SpeechToText
SpeechToText provides an example of a local mobile speech-to-text application for Aurora OS using bundled GigaAM RNNT ONNX models. It demonstrates a minimal offline recognition flow: model loading, microphone recording, background transcription, and result display on a single screen.
Table of Contents
- Compatibility
- Build features
- Branch info
- Install and running
- Screenshots
- Use cases
- Project Structure
- Terms of Use and Participation in Development
Compatibility
Conan is required to resolve and install project dependencies during build. The application is intended for Aurora OS 5.x and uses the Sailfish-based Qt 5 stack.
Build features
The project is built using the CMake build system. The project uses the Conan package manager to obtain dependencies, including ONNX Runtime and its runtime libraries.
For x86_64, rpm/ru.auroraos.SpeechToText.spec contains a temporary workaround for Conan 2.7: it creates an ldd wrapper that runs /lib64/ld-linux-x86-64.so.2 --list so conan-deploy-libraries can correctly detect and copy shared libraries for the target executable. Newer Conan versions such as 2.9 do not need this workaround, and a plain conan-deploy-libraries "$EXECUTABLE" "$CONAN_LIB_DIR" "$SHARED_LIBRARIES" call is enough.
The application also requires Qt5Multimedia and the Microphone permission to record audio before offline recognition.
Branch info
Application versions conform to the branch naming convention
Install and running
Installation and build are performed according to the Build example instruction.
Screenshots
Use cases
The application demonstrates local speech-to-text functionality:
Audio Capture
- Recording speech from the device microphone with one button
Offline Recognition
- Running local GigaAM RNNT inference through ONNX Runtime without network access
Result Display
- Showing recognition status, errors, and final transcript on a single screen
Bundled Models
- Shipping encoder, decoder, joint, and vocabulary files inside the application package
Project Structure
The project has a standard structure of an application based on C++ and QML for Aurora OS with offline speech recognition capabilities.
- CMakeLists.txt file describes the project structure for the CMake build system and ONNX Runtime integration.
-
conanfile.py file declares the Conan dependency on
onnxruntime. - icons directory contains the application icons for different screen resolutions.
-
qml directory contains the QML source code and the UI resources.
- cover directory contains the application cover implementations.
- icons directory contains the additional custom UI icons.
- pages directory contains the application pages.
- SpeechToText.qml file provides the application window implementation.
-
rpm directory contains the rpm-package build settings.
- ru.auroraos.SpeechToText.spec file is used by rpmbuild tool.
-
src directory contains the C++ source code with audio capture and ONNX-based recognition.

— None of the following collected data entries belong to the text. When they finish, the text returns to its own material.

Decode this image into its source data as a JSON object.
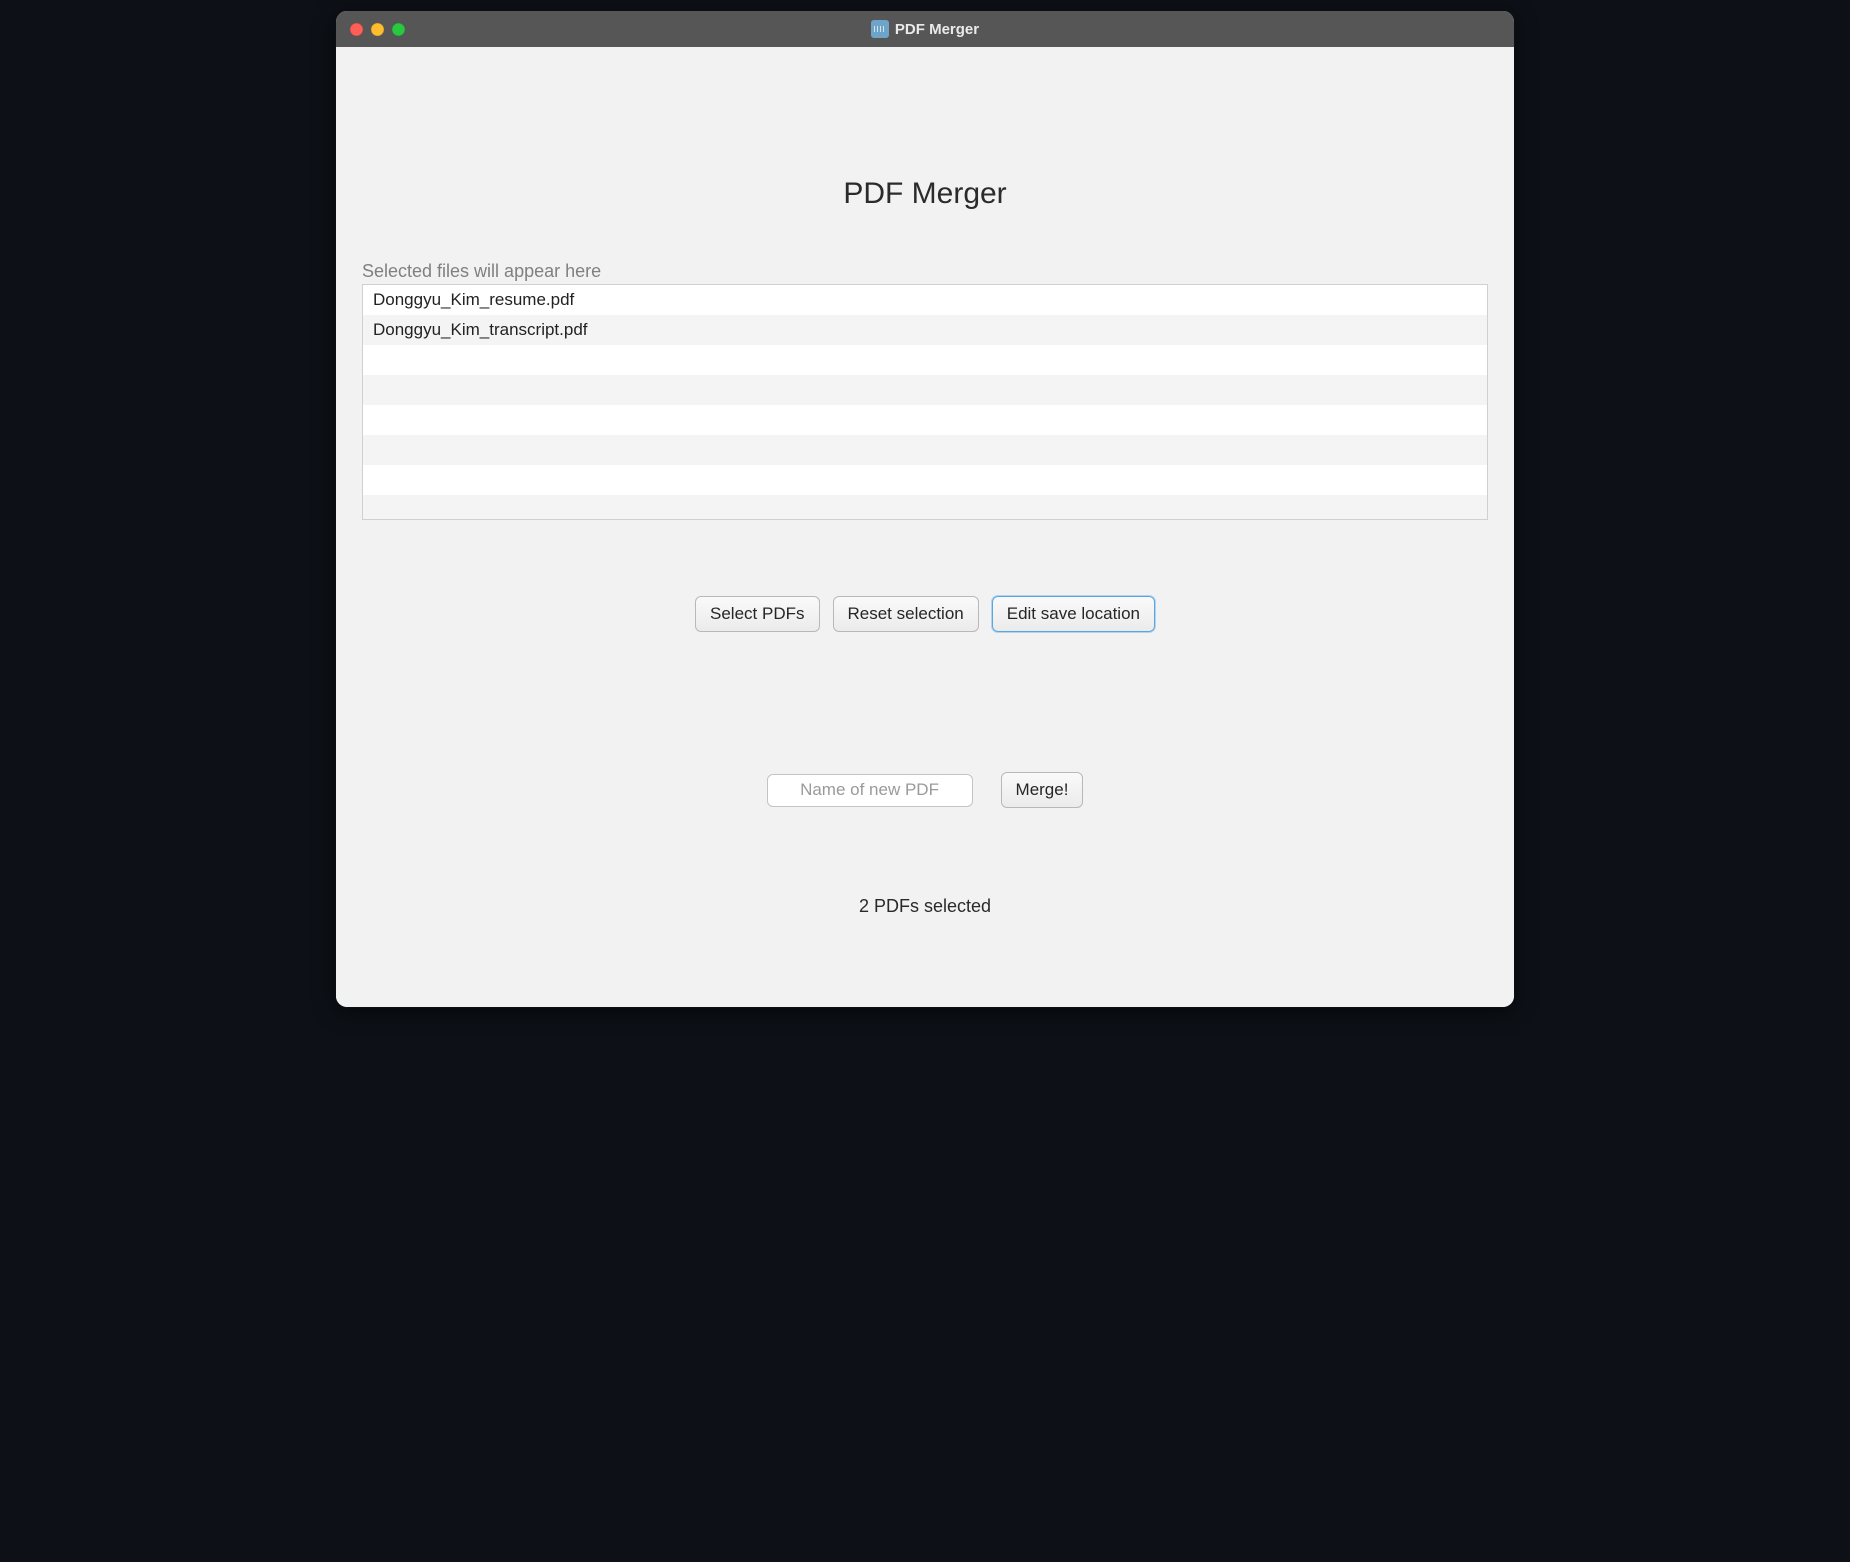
{
  "window": {
    "title": "PDF Merger"
  },
  "main": {
    "page_title": "PDF Merger",
    "list_label": "Selected files will appear here",
    "files": [
      "Donggyu_Kim_resume.pdf",
      "Donggyu_Kim_transcript.pdf",
      "",
      "",
      "",
      "",
      "",
      ""
    ],
    "buttons": {
      "select": "Select PDFs",
      "reset": "Reset selection",
      "edit_location": "Edit save location"
    },
    "merge": {
      "input_value": "",
      "input_placeholder": "Name of new PDF",
      "merge_label": "Merge!"
    },
    "status": "2 PDFs selected"
  }
}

- speechtotextrunner.h and speechtotextrunner.cpp expose the main QML-facing API and coordinate model loading, audio capture, and recognition state.
- asrworker.h and asrworker.cpp load the bundled model and run transcription in a worker thread.
- rnntrecognizer.h and rnntrecognizer.cpp implement GigaAM RNNT preprocessing and ONNX Runtime inference.
- audiobuffer.h contains the in-memory audio buffer structure for preprocessing.
-
main.cpp is the application entry point and registers
SpeechToTextRunnerin the QML context.
- translations directory contains the UI translation files.
- models directory contains bundled GigaAM RNNT model files and the accompanying LICENSE.
- ru.auroraos.SpeechToText.desktop file defines the display and parameters for launching the application.
Terms of Use and Participation in Development
The source code of the project is provided under license, which allows to use it in third-party applications.
To participate in the development of the project, please read the member agreement. If you plan to submit your own source code for inclusion in the project, you will need to accept the CLA terms and conditions.
Participant information is listed in the AUTHORS file.
The Code of Conduct is the current set of rules of the Open Mobile Platform Company, which informs about the expectations for interaction between community members when communicating and working on projects.